The Harvard Business Review reports on some MAJOR changes in grantmaking policy by the Boston Foundation.  The most striking – and in my opinion, most important – is that the Boston Foundation will focus on giving unrestricted operating support to nonprofits.  In other words, their grants can be used for “overhead” – the cost of keeping the lights on” as they say – rent, staffing, administrative costs, supplies, etc.

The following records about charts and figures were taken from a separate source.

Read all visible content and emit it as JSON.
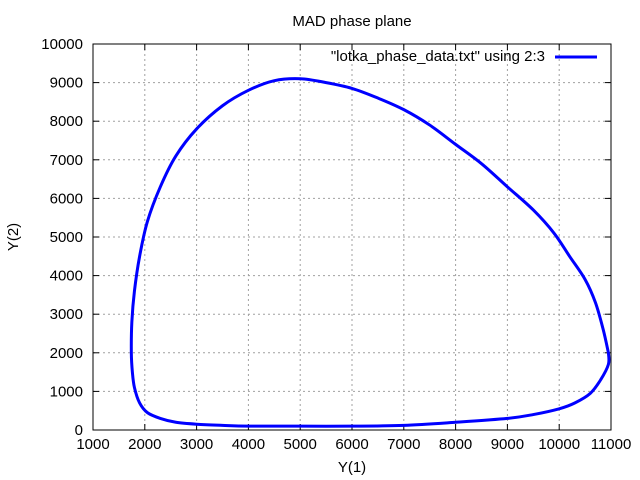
{
  "chart_data": {
    "type": "line",
    "title": "MAD phase plane",
    "xlabel": "Y(1)",
    "ylabel": "Y(2)",
    "xlim": [
      1000,
      11000
    ],
    "ylim": [
      0,
      10000
    ],
    "xticks": [
      "1000",
      "2000",
      "3000",
      "4000",
      "5000",
      "6000",
      "7000",
      "8000",
      "9000",
      "10000",
      "11000"
    ],
    "yticks": [
      "0",
      "1000",
      "2000",
      "3000",
      "4000",
      "5000",
      "6000",
      "7000",
      "8000",
      "9000",
      "10000"
    ],
    "grid": true,
    "legend_position": "top-right",
    "colors": {
      "series": "#0000ff"
    },
    "series": [
      {
        "name": "\"lotka_phase_data.txt\" using 2:3",
        "x": [
          10950,
          10850,
          10700,
          10500,
          10200,
          9900,
          9500,
          9000,
          8500,
          8000,
          7500,
          7000,
          6500,
          6000,
          5500,
          5000,
          4500,
          4000,
          3500,
          3000,
          2600,
          2300,
          2050,
          1900,
          1800,
          1750,
          1740,
          1760,
          1800,
          1900,
          2050,
          2300,
          2600,
          3000,
          3500,
          4000,
          5000,
          6000,
          7000,
          8000,
          9000,
          9500,
          10000,
          10300,
          10600,
          10800,
          10950,
          10950
        ],
        "y": [
          2000,
          2600,
          3300,
          3900,
          4500,
          5100,
          5700,
          6300,
          6900,
          7400,
          7900,
          8300,
          8600,
          8850,
          9000,
          9100,
          9050,
          8800,
          8400,
          7800,
          7100,
          6300,
          5400,
          4500,
          3600,
          2800,
          2000,
          1500,
          1100,
          700,
          450,
          300,
          200,
          150,
          120,
          100,
          100,
          100,
          120,
          200,
          300,
          400,
          550,
          700,
          950,
          1300,
          1700,
          2000
        ]
      }
    ]
  }
}
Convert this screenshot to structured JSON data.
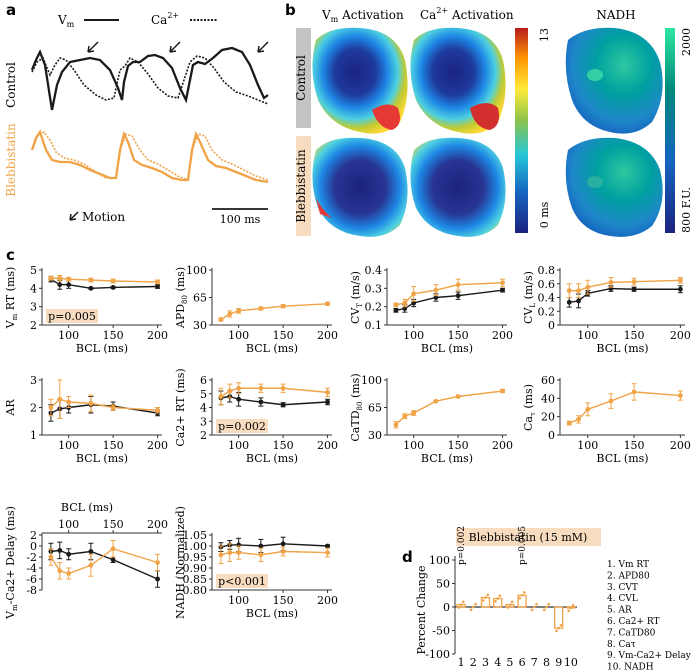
{
  "colors": {
    "control": "#1a1a1a",
    "blebbistatin": "#f0a347",
    "p_badge": "#f8dcc0",
    "tag_bg_control": "#c4c4c4",
    "tag_bg_blebb": "#f8dcc0"
  },
  "panel_a": {
    "letter": "a",
    "legend_vm": "V",
    "legend_vm_sub": "m",
    "legend_ca": "Ca",
    "legend_ca_sup": "2+",
    "control_label": "Control",
    "blebb_label": "Blebbistatin",
    "motion_label": "Motion",
    "scale_label": "100 ms"
  },
  "panel_b": {
    "letter": "b",
    "vm_title": "V",
    "vm_title_sub": "m",
    "vm_title_rest": " Activation",
    "ca_title": "Ca",
    "ca_title_sup": "2+",
    "ca_title_rest": " Activation",
    "nadh_title": "NADH",
    "row_control": "Control",
    "row_blebb": "Blebbistatin",
    "scale_max": "13",
    "scale_min": "0 ms",
    "nadh_max": "2000",
    "nadh_min": "800 F.U."
  },
  "panel_c": {
    "letter": "c",
    "xlabel": "BCL (ms)",
    "charts": [
      {
        "ylabel": "V",
        "ylabel_sub": "m",
        "ylabel_rest": " RT (ms)",
        "yticks": [
          "2",
          "3",
          "4",
          "5"
        ],
        "ylim": [
          2,
          5
        ],
        "xticks": [
          "100",
          "150",
          "200"
        ],
        "p": "p=0.005",
        "series": [
          {
            "name": "Control",
            "x": [
              80,
              90,
              100,
              125,
              150,
              200
            ],
            "y": [
              4.5,
              4.2,
              4.2,
              4.0,
              4.05,
              4.1
            ],
            "err": [
              0.15,
              0.25,
              0.2,
              0.05,
              0.05,
              0.1
            ]
          },
          {
            "name": "Blebbistatin",
            "x": [
              80,
              90,
              100,
              125,
              150,
              200
            ],
            "y": [
              4.55,
              4.55,
              4.5,
              4.45,
              4.4,
              4.35
            ],
            "err": [
              0.1,
              0.15,
              0.1,
              0.1,
              0.1,
              0.1
            ]
          }
        ]
      },
      {
        "ylabel": "APD",
        "ylabel_sub": "80",
        "ylabel_rest": " (ms)",
        "yticks": [
          "30",
          "65",
          "100"
        ],
        "ylim": [
          30,
          100
        ],
        "xticks": [
          "100",
          "150",
          "200"
        ],
        "p": "",
        "series": [
          {
            "name": "Blebbistatin",
            "x": [
              80,
              90,
              100,
              125,
              150,
              200
            ],
            "y": [
              37,
              44,
              48,
              51,
              54,
              57
            ],
            "err": [
              2,
              4,
              3,
              2,
              2,
              2
            ]
          }
        ]
      },
      {
        "ylabel": "CV",
        "ylabel_sub": "T",
        "ylabel_rest": " (m/s)",
        "yticks": [
          "0.1",
          "0.2",
          "0.3",
          "0.4"
        ],
        "ylim": [
          0.1,
          0.4
        ],
        "xticks": [
          "100",
          "150",
          "200"
        ],
        "p": "",
        "series": [
          {
            "name": "Control",
            "x": [
              80,
              90,
              100,
              125,
              150,
              200
            ],
            "y": [
              0.18,
              0.19,
              0.22,
              0.25,
              0.26,
              0.29
            ],
            "err": [
              0.01,
              0.02,
              0.02,
              0.02,
              0.02,
              0.01
            ]
          },
          {
            "name": "Blebbistatin",
            "x": [
              80,
              90,
              100,
              125,
              150,
              200
            ],
            "y": [
              0.21,
              0.22,
              0.27,
              0.29,
              0.32,
              0.33
            ],
            "err": [
              0.01,
              0.02,
              0.04,
              0.03,
              0.03,
              0.02
            ]
          }
        ]
      },
      {
        "ylabel": "CV",
        "ylabel_sub": "L",
        "ylabel_rest": " (m/s)",
        "yticks": [
          "0",
          "0.2",
          "0.4",
          "0.6",
          "0.8"
        ],
        "ylim": [
          0,
          0.8
        ],
        "xticks": [
          "100",
          "150",
          "200"
        ],
        "p": "",
        "series": [
          {
            "name": "Control",
            "x": [
              80,
              90,
              100,
              125,
              150,
              200
            ],
            "y": [
              0.33,
              0.35,
              0.46,
              0.53,
              0.52,
              0.52
            ],
            "err": [
              0.07,
              0.1,
              0.04,
              0.04,
              0.03,
              0.05
            ]
          },
          {
            "name": "Blebbistatin",
            "x": [
              80,
              90,
              100,
              125,
              150,
              200
            ],
            "y": [
              0.5,
              0.5,
              0.55,
              0.62,
              0.63,
              0.65
            ],
            "err": [
              0.1,
              0.1,
              0.1,
              0.07,
              0.05,
              0.04
            ]
          }
        ]
      },
      {
        "ylabel": "AR",
        "ylabel_sub": "",
        "ylabel_rest": "",
        "yticks": [
          "1",
          "2",
          "3"
        ],
        "ylim": [
          1,
          3
        ],
        "xticks": [
          "100",
          "150",
          "200"
        ],
        "p": "",
        "series": [
          {
            "name": "Control",
            "x": [
              80,
              90,
              100,
              125,
              150,
              200
            ],
            "y": [
              1.8,
              1.95,
              2.0,
              2.1,
              2.05,
              1.8
            ],
            "err": [
              0.3,
              0.35,
              0.2,
              0.3,
              0.15,
              0.1
            ]
          },
          {
            "name": "Blebbistatin",
            "x": [
              80,
              90,
              100,
              125,
              150,
              200
            ],
            "y": [
              2.0,
              2.3,
              2.2,
              2.15,
              2.0,
              1.9
            ],
            "err": [
              0.3,
              0.7,
              0.2,
              0.3,
              0.1,
              0.1
            ]
          }
        ]
      },
      {
        "ylabel": "Ca",
        "ylabel_sub": "",
        "ylabel_rest": "2+ RT (ms)",
        "yticks": [
          "2",
          "3",
          "4",
          "5",
          "6"
        ],
        "ylim": [
          2,
          6
        ],
        "xticks": [
          "100",
          "150",
          "200"
        ],
        "p": "p=0.002",
        "series": [
          {
            "name": "Control",
            "x": [
              80,
              90,
              100,
              125,
              150,
              200
            ],
            "y": [
              4.7,
              4.8,
              4.6,
              4.4,
              4.2,
              4.4
            ],
            "err": [
              0.5,
              0.4,
              0.5,
              0.3,
              0.15,
              0.2
            ]
          },
          {
            "name": "Blebbistatin",
            "x": [
              80,
              90,
              100,
              125,
              150,
              200
            ],
            "y": [
              4.8,
              5.2,
              5.4,
              5.4,
              5.4,
              5.1
            ],
            "err": [
              0.6,
              0.5,
              0.4,
              0.3,
              0.3,
              0.3
            ]
          }
        ]
      },
      {
        "ylabel": "CaTD",
        "ylabel_sub": "80",
        "ylabel_rest": " (ms)",
        "yticks": [
          "30",
          "65",
          "100"
        ],
        "ylim": [
          30,
          100
        ],
        "xticks": [
          "100",
          "150",
          "200"
        ],
        "p": "",
        "series": [
          {
            "name": "Blebbistatin",
            "x": [
              80,
              90,
              100,
              125,
              150,
              200
            ],
            "y": [
              43,
              54,
              58,
              73,
              79,
              86
            ],
            "err": [
              4,
              3,
              3,
              1,
              1,
              2
            ]
          }
        ]
      },
      {
        "ylabel": "Ca",
        "ylabel_sub": "τ",
        "ylabel_rest": " (ms)",
        "yticks": [
          "0",
          "20",
          "40",
          "60"
        ],
        "ylim": [
          0,
          60
        ],
        "xticks": [
          "100",
          "150",
          "200"
        ],
        "p": "",
        "series": [
          {
            "name": "Blebbistatin",
            "x": [
              80,
              90,
              100,
              125,
              150,
              200
            ],
            "y": [
              13,
              17,
              28,
              37,
              47,
              43
            ],
            "err": [
              2,
              4,
              7,
              8,
              9,
              5
            ]
          }
        ]
      },
      {
        "ylabel": "V",
        "ylabel_sub": "m",
        "ylabel_rest": "-Ca2+ Delay (ms)",
        "yticks": [
          "-8",
          "-6",
          "-4",
          "-2",
          "0",
          "2"
        ],
        "ylim": [
          -8,
          2
        ],
        "xticks": [
          "100",
          "150",
          "200"
        ],
        "p": "",
        "top_axis": true,
        "series": [
          {
            "name": "Control",
            "x": [
              80,
              90,
              100,
              125,
              150,
              200
            ],
            "y": [
              -1.0,
              -0.8,
              -1.5,
              -1.0,
              -2.5,
              -6.0
            ],
            "err": [
              1.5,
              1.5,
              1.0,
              1.5,
              0.5,
              1.5
            ]
          },
          {
            "name": "Blebbistatin",
            "x": [
              80,
              90,
              100,
              125,
              150,
              200
            ],
            "y": [
              -2.0,
              -4.5,
              -5.0,
              -3.5,
              -0.5,
              -3.0
            ],
            "err": [
              1.5,
              1.5,
              1.0,
              2.0,
              1.5,
              1.5
            ]
          }
        ]
      },
      {
        "ylabel": "NADH (Normalized)",
        "ylabel_sub": "",
        "ylabel_rest": "",
        "yticks": [
          "0.80",
          "0.85",
          "0.90",
          "0.95",
          "1.00",
          "1.05"
        ],
        "ylim": [
          0.8,
          1.05
        ],
        "xticks": [
          "100",
          "150",
          "200"
        ],
        "p": "p<0.001",
        "series": [
          {
            "name": "Control",
            "x": [
              80,
              90,
              100,
              125,
              150,
              200
            ],
            "y": [
              0.995,
              1.005,
              1.005,
              1.0,
              1.01,
              1.0
            ],
            "err": [
              0.02,
              0.02,
              0.03,
              0.03,
              0.03,
              0.005
            ]
          },
          {
            "name": "Blebbistatin",
            "x": [
              80,
              90,
              100,
              125,
              150,
              200
            ],
            "y": [
              0.96,
              0.97,
              0.97,
              0.96,
              0.975,
              0.97
            ],
            "err": [
              0.04,
              0.04,
              0.03,
              0.03,
              0.02,
              0.02
            ]
          }
        ]
      }
    ]
  },
  "panel_d": {
    "letter": "d",
    "title": "Blebbistatin (15 mM)",
    "ylabel": "Percent Change",
    "yticks": [
      "-100",
      "-50",
      "0",
      "50",
      "100"
    ],
    "xticks": [
      "1",
      "2",
      "3",
      "4",
      "5",
      "6",
      "7",
      "8",
      "9",
      "10"
    ],
    "p1": "p=0.002",
    "p6": "p=0.005",
    "legend": [
      "1. Vm RT",
      "2. APD80",
      "3. CVT",
      "4. CVL",
      "5. AR",
      "6. Ca2+ RT",
      "7. CaTD80",
      "8. Caτ",
      "9. Vm-Ca2+ Delay",
      "10. NADH"
    ]
  },
  "chart_data": {
    "type": "bar",
    "title": "Blebbistatin (15 mM)",
    "ylabel": "Percent Change",
    "categories": [
      "1",
      "2",
      "3",
      "4",
      "5",
      "6",
      "7",
      "8",
      "9",
      "10"
    ],
    "values": [
      5,
      0,
      20,
      18,
      5,
      25,
      0,
      0,
      -45,
      -2
    ],
    "ylim": [
      -100,
      100
    ]
  }
}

When I was a grants officer at Interplast, I was always struck by how resistant foundations are to giving any amount to overhead – even if it was allocating a percentage – say 10% – of a program grant towards it.  If all foundations protest in giving general operating support, and more and more individual donors follow their lead because of the message that sends – then more and more money goes toward specific programs with no money for the home of those programs.  All this created a great deal of anxiety about how we would fund the things that kept us going – an outstanding fundraising team, for example.  With a $700 million endowment, Boston Foundation’s commitment is surely going to affect the way that other major foundations do grantmaking.

Their decision should make all of us, even individual donors, stop and think about our own giving.  Do you usually give just to restricted purposes or specific programs?  Or do you just write a check to an organization and let them decide how to use it?  Do you do both, depending on the situation?  How do you feel about nonprofits receiving unrestricted support for administrative needs?